Der guten Behandlung der französischen Gefangenen sei es zu verdanken gewesen, dass diese sich den französischen Soldaten gegenüber positiv über die Hochmössinger äußerten. Einige Männer vom Volkssturm nahmen die Soldaten jedoch gefangen und brachten sie nach Frankreich ins Bergwerk zum Arbeiten. "Manche sind dort gestorben", sagt Bantle betrübt.

Am Mittag des 20. Aprils musste der Ortsbote in Hochmössingen verkünden: Wenn jemand aus einem Haus auf die französischen Soldaten schieße, so würden sämtliche Bewohner dieses Hauses erschossen und das Haus sowie die fünf umliegenden Grundstücke niedergebrannt. Dazu sei es zum Glück nicht gekommen, sagt Jauch. Dennoch hätte dieser Tag einen langen Schatten geworfen.

Gefühl der Ernüchterung

Nach Kriegsende sei das Dorf gespalten gewesen – in schwarz (Christen) und braun (Nazis). Rache, Anzeigen und Verleumdungen zwischen den beiden Gruppen seien dem Fall Hitlers gefolgt. "Die Differenzen in der Bevölkerung leben auch heute insgeheim weiter", glaubt Bantle. Bürgermeister Jauch sei 1945 aufgrund seiner NSDAP-Zugehörigkeit abgesetzt worden.
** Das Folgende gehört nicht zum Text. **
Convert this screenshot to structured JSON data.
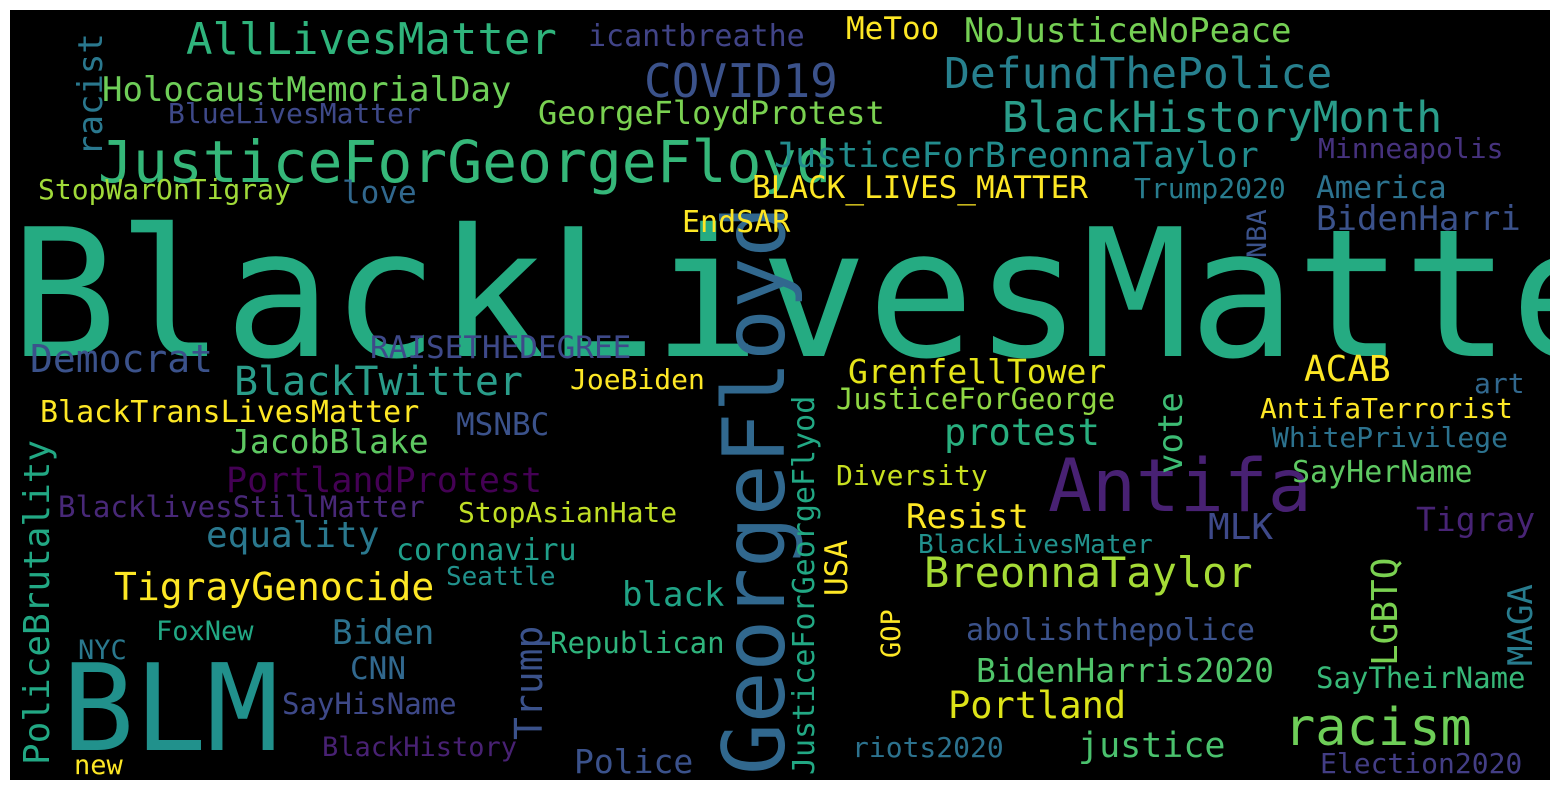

Die Zeit habe Spuren hinterlassen. "Es war ein Gefühl der Ernüchterung. Als junger Mann war man Siegermeldungen gewöhnt und dachte, Hitler hätte eine Geheimwaffe", erzählt Bantle, was er damals dachte. "Wer vom Dritten Reich begeistert war, fühlte sich gedemütigt", erinnert er sich. So furchtbar Adolf Hitler auch gewesen sei, er habe die Not der Bauern anfangs durch die Einführung von Festpreisen gelindert und einige gute Entscheidungen getroffen.

Reinhold Bantle ist es wichtig, dass seine und Jauchs Erinnerungen an damals nicht verblassen. "Wer die Geschichte seiner Vorfahren und seines Ortes nicht kennt, der kann nicht verstehen, was auf der Welt passiert".